1. Build the sample
    1.1 On your machine, go to the Cupti_trace_injection sample directory.
    1.2 A template Makefile is present which will let you build the sample out of the box.
    1.3 For windows need to build detours library from source. Refer following steps to build it.
    	a. Download source code from https://github.com/microsoft/Detours
    	b. Unzip and go to Detours folder
    	c. set DETOURS_TARGET_PROCESSOR=X64
    	d. "Program Files (x86)\Microsoft Visual Studio\<version>\Professional\VC\Auxiliary\Build\vcvarsall.bat" x64
    	e. NMAKE
    	f. copy detours.h and detours.lib in sample folder.
    1.4 Run make.

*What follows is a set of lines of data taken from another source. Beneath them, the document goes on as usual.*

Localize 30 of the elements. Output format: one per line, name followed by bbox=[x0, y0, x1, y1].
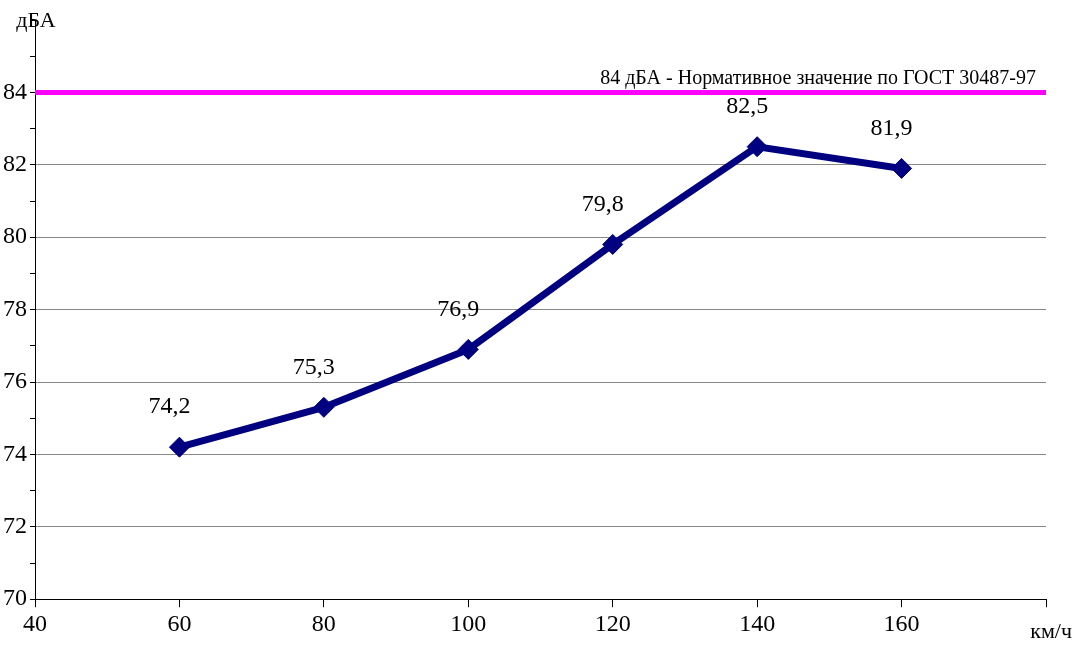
point bbox=[168, 436, 190, 458]
data-label: 76,9 bbox=[437, 294, 480, 321]
y-tick-label: 82 bbox=[3, 150, 27, 177]
y-tick-label: 76 bbox=[3, 367, 27, 394]
point bbox=[313, 396, 335, 418]
point bbox=[457, 338, 479, 360]
y-tick-label: 74 bbox=[3, 439, 27, 466]
point bbox=[602, 233, 624, 255]
y-tick-label: 80 bbox=[3, 222, 27, 249]
point bbox=[746, 136, 768, 158]
x-tick-label: 80 bbox=[311, 609, 336, 636]
x-tick-label: 100 bbox=[450, 609, 487, 636]
data-label: 82,5 bbox=[726, 92, 769, 118]
data-label: 81,9 bbox=[870, 113, 913, 140]
data-label: 75,3 bbox=[292, 352, 335, 379]
y-tick-label: 72 bbox=[3, 512, 27, 539]
data-label: 79,8 bbox=[581, 189, 624, 216]
y-tick-label: 84 bbox=[3, 77, 27, 104]
y-axis-title: дБА bbox=[16, 6, 56, 32]
x-tick-label: 60 bbox=[167, 609, 192, 636]
x-axis-title: км/ч bbox=[1030, 617, 1072, 643]
ref-line-label: 84 дБА - Нормативное значение по ГОСТ 30487-97 bbox=[600, 65, 1036, 89]
x-tick-label: 160 bbox=[883, 609, 920, 636]
point bbox=[891, 157, 913, 179]
y-tick-label: 70 bbox=[3, 584, 27, 611]
data-label: 74,2 bbox=[148, 392, 191, 419]
x-tick-label: 120 bbox=[594, 609, 631, 636]
y-tick-label: 78 bbox=[3, 294, 27, 321]
x-tick-label: 140 bbox=[739, 609, 776, 636]
x-tick-label: 40 bbox=[23, 609, 47, 636]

For linux the dynamic library libcupti_trace_injection.so and for windows libcupti_trace_injection.dll should be created in the folder.

2. Run the CUDA application after setting the environment variable CUDA_INJECTION64_PATH to the path of the injection library.
   When CUDA_INJECTION64_PATH is set to a shared library, at initialization, CUDA will load the shared object and call the function named 'InitializeInjection'.
   CUDA application needs not to be modified.
   To generate NVTX activity records, set the environment variable NVTX_INJECTION64_PATH to the path of the CUPTI library.
 
    2.1  On Linux,
            $ export CUDA_INJECTION64_PATH=<full_path>/libcupti_trace_injection.so
            $ export NVTX_INJECTION64_PATH=<full_path>/libcupti.so
            $ <run CUDA application>
    2.2  On Windows,
            > set CUDA_INJECTION64_PATH=<full_path>/libcupti_trace_injection.dll
            > set NVTX_INJECTION64_PATH=<full_path>/cupti.dll
            > <run CUDA application>